President Trump first denounced Kim Jong Un as a “madman with nuclear weapons.” More recently, he called him “a funny guy” who is “smart” and “a good negotiator.” This weekend, Trump became America’s first sitting American president to cross the 38th parallel and shake hands with one of the world’s most brutal dictators.
So, what is Kim really like? Anna Fifield has discovered new details about one of the world’s most mysterious figures. Her new book is facetiously titled, “The Great Successor: The Divinely Perfect Destiny of Brilliant Comrade Kim Jong Un.”
Named next leader of the family dynasty at the age of 8, Kim lived life in a bubble:
“He is not very academically minded. He loved to be out on the field and playing basketball every waking moment. He went skiing He went to Disneyland and Paris. He watched NBA games, went to Italy eating pizza, swam in the French Riviera. You know he lived the charmed life of a person with money in Europe.”
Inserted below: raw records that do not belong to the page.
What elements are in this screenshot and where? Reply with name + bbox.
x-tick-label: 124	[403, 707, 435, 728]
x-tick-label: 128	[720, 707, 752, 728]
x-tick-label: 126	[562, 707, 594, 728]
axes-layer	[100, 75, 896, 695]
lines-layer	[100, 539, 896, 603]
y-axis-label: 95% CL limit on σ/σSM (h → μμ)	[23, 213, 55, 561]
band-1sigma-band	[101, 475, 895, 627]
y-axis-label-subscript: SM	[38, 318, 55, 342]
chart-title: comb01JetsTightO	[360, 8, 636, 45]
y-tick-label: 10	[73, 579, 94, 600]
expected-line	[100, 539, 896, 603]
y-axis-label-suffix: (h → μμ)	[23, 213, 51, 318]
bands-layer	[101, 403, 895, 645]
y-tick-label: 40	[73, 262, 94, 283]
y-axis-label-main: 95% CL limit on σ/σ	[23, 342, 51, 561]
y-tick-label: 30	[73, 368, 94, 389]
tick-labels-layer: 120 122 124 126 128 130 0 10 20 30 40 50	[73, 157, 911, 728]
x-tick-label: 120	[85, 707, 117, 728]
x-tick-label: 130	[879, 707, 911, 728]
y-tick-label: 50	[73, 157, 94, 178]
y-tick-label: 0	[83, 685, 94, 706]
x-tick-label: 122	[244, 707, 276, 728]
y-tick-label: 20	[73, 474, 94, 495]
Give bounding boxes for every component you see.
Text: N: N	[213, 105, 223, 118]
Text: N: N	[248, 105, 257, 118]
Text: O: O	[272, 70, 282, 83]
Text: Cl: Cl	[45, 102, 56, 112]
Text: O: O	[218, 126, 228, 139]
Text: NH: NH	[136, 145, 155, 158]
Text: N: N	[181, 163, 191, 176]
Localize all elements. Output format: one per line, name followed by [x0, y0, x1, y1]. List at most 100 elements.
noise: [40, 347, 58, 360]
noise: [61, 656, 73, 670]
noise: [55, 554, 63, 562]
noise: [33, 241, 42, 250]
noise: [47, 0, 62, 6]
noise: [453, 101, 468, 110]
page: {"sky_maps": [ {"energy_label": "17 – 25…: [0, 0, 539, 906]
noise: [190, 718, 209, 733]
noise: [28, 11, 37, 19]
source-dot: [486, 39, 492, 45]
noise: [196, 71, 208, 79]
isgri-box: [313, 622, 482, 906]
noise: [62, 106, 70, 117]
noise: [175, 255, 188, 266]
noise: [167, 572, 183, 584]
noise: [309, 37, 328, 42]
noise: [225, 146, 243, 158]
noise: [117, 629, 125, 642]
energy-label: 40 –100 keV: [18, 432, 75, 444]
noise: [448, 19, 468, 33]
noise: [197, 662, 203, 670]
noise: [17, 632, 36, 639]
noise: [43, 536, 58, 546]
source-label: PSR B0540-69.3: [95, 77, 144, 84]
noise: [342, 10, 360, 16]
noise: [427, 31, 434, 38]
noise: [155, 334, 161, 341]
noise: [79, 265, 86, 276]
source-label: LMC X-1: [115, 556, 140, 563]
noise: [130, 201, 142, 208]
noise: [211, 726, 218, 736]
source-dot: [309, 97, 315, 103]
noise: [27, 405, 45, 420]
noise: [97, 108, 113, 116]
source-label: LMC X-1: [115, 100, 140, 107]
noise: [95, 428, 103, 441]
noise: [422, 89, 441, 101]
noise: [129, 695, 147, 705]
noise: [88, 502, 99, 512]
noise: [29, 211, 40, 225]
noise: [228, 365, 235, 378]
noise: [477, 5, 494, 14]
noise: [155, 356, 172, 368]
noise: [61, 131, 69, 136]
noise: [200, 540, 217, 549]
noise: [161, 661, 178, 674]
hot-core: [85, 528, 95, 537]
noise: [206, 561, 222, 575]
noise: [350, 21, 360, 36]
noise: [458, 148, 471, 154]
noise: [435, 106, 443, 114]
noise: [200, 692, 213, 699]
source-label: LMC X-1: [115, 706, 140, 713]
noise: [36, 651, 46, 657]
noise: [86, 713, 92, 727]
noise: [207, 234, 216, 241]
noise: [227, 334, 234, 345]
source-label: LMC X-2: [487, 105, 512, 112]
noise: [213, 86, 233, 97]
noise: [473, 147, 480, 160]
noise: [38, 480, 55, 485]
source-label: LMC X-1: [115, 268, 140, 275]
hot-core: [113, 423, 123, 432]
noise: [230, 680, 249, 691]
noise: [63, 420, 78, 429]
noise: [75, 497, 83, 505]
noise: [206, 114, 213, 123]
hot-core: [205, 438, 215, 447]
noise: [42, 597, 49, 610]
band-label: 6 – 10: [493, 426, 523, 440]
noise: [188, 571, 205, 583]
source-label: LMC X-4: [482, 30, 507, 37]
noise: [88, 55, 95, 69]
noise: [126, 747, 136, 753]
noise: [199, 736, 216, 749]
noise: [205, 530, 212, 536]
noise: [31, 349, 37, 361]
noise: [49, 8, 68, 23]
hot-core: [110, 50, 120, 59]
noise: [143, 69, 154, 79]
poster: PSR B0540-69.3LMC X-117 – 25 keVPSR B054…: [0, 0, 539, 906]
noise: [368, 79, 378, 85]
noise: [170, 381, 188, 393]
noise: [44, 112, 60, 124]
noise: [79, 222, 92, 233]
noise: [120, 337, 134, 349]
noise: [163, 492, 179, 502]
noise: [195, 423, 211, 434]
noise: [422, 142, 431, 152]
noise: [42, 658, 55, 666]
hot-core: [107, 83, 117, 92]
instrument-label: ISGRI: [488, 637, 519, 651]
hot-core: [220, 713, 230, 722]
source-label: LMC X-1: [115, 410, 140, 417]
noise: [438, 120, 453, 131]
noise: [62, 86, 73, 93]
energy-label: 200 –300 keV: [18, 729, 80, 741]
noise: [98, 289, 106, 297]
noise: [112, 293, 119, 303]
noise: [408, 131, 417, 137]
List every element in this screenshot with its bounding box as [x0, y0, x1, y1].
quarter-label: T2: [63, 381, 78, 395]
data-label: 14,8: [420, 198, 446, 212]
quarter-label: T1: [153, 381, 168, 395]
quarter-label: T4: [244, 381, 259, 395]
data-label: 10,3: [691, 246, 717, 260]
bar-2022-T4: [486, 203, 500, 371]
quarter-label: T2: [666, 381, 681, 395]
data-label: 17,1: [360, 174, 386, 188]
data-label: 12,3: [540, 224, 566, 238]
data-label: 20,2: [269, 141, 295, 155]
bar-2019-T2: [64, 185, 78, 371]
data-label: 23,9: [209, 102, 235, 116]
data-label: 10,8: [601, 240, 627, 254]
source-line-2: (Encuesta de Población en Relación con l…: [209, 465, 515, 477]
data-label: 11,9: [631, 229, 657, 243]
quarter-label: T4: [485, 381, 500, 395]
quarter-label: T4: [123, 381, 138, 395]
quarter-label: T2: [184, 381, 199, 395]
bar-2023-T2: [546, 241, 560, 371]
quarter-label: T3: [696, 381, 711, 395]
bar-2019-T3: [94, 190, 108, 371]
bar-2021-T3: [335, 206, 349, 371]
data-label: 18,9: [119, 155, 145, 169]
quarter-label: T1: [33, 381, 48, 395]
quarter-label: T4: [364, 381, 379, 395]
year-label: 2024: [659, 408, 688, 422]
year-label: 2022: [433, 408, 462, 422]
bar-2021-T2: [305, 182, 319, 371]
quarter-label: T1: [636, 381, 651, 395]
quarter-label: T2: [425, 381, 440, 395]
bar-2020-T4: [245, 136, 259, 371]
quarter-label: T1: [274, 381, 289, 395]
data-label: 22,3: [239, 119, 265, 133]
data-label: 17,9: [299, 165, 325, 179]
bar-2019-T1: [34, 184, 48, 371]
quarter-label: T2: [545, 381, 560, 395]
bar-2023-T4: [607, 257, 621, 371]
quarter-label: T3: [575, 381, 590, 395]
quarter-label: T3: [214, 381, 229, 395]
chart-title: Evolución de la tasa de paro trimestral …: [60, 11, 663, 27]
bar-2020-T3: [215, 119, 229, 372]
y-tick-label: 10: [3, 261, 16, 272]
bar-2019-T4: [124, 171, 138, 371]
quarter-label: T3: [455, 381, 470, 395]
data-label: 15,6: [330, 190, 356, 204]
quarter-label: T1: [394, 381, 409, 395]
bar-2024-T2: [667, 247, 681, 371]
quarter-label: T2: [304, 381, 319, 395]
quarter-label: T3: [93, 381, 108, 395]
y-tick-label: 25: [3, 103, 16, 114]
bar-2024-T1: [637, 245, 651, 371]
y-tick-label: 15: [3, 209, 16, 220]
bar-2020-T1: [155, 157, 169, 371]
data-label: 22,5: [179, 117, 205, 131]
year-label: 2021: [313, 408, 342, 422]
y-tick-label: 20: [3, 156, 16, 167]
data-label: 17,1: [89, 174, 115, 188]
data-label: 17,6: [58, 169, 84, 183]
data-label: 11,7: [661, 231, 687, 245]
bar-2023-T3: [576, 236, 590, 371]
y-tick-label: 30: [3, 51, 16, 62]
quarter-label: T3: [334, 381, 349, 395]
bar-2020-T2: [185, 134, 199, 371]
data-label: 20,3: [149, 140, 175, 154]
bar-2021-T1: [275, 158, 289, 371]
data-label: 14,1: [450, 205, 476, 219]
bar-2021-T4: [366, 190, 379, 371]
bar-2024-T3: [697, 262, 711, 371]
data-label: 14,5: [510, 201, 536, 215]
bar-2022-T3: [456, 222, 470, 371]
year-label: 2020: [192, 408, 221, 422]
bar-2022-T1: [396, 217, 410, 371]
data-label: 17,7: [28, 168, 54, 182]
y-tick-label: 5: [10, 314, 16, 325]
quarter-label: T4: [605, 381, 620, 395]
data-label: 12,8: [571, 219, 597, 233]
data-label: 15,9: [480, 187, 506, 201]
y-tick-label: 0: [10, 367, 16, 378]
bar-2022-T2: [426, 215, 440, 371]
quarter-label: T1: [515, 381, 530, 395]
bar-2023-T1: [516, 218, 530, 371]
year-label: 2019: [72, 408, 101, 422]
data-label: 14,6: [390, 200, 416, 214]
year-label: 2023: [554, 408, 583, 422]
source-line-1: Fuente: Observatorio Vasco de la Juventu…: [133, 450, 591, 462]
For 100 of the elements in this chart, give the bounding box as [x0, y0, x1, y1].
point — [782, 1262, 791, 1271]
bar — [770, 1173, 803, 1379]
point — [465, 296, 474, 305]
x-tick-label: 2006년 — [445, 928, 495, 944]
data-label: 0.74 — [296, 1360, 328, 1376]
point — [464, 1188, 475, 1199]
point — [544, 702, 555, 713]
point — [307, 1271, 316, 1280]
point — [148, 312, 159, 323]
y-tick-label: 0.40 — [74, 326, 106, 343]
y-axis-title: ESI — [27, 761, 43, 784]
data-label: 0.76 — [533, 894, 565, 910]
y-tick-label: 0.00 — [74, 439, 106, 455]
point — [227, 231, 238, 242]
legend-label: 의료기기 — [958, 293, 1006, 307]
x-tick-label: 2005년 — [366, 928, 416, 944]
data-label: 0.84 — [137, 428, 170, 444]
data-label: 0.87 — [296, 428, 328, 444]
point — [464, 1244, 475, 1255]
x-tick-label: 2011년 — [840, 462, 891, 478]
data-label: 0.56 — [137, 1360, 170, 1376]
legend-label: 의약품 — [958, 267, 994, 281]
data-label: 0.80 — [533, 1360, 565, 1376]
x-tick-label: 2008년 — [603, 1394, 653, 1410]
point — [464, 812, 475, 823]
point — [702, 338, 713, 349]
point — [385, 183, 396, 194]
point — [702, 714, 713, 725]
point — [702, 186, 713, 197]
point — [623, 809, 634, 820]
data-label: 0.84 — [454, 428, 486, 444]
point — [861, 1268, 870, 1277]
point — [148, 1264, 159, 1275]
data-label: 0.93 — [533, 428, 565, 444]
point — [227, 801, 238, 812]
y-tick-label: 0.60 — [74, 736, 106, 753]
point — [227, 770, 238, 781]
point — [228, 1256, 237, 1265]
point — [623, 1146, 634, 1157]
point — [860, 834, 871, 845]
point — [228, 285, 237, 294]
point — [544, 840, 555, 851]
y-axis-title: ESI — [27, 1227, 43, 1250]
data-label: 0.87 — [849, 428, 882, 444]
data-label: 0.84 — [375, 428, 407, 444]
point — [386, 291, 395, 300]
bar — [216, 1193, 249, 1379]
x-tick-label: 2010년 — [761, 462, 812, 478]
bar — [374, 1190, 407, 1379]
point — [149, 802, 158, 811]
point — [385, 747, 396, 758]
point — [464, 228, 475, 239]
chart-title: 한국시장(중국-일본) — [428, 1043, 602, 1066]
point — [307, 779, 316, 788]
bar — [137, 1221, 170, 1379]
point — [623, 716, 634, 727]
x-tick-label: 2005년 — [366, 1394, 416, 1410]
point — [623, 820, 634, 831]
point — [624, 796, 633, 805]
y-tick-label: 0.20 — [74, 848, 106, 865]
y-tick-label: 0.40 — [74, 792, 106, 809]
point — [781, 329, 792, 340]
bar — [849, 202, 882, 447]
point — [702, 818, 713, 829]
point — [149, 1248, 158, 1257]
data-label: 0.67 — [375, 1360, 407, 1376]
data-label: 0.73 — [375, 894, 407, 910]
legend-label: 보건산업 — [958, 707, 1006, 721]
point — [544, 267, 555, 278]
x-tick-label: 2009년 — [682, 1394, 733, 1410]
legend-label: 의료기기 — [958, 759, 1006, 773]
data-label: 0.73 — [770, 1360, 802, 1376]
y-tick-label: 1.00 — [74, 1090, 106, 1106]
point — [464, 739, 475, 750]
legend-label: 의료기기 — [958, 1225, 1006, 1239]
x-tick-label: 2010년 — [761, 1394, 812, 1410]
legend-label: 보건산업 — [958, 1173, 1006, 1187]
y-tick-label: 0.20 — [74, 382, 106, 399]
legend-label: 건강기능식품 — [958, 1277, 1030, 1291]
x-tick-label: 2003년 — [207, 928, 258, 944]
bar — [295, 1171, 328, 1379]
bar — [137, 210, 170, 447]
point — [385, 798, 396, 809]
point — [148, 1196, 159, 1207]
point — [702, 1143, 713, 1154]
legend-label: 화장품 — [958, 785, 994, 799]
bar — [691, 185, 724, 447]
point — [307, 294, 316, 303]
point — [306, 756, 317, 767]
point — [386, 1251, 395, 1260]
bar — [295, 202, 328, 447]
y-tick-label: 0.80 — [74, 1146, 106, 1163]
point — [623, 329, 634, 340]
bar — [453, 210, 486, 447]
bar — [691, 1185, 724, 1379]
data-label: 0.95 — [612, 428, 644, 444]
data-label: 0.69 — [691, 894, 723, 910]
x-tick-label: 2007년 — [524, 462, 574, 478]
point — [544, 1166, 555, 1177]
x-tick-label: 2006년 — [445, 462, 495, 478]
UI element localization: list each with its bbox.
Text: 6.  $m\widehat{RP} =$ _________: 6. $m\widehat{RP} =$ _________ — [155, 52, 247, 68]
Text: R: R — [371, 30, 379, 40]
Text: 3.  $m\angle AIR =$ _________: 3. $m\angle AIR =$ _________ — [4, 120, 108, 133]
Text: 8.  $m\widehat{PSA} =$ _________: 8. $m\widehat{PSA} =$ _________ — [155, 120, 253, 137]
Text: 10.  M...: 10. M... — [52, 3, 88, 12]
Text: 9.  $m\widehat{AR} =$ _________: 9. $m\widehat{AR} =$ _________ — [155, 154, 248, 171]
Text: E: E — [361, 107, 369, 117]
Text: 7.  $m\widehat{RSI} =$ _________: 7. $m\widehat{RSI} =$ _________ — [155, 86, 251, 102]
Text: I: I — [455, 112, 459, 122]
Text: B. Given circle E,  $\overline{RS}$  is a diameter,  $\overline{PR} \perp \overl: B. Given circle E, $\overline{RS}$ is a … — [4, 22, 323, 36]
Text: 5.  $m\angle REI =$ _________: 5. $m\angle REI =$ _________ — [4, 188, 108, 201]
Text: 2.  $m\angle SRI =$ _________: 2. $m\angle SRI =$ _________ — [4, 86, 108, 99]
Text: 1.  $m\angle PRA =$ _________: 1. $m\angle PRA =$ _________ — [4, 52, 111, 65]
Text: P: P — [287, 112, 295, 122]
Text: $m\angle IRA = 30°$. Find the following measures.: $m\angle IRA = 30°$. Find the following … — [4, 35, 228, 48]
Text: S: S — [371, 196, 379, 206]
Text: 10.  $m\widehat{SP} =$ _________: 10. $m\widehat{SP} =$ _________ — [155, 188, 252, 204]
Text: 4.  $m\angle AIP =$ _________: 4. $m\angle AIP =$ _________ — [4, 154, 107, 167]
That’s a stark contrast to the public persona created by North Korea’s image makers;
“They said that he was able to shoot a gun when he was seven years old and hit a light bulb 100 yeards away, and then he could in fact hit like ten lightbulbs in a row and that he was able to drive a car when he was five years old.”
Absurd as they sound, North Koreans who question those myths are in trouble:
“They are consigned to these camps often with three generations of their families for questioning the regime, for suggesting that Kim Jong Un might not be the best person for the job… the punishment is so severe that if you object to the system, you don’t try to change it, you try to escape.”
Successful escapees--including some members of Kim’s family--are among Fifield’s most compelling sources.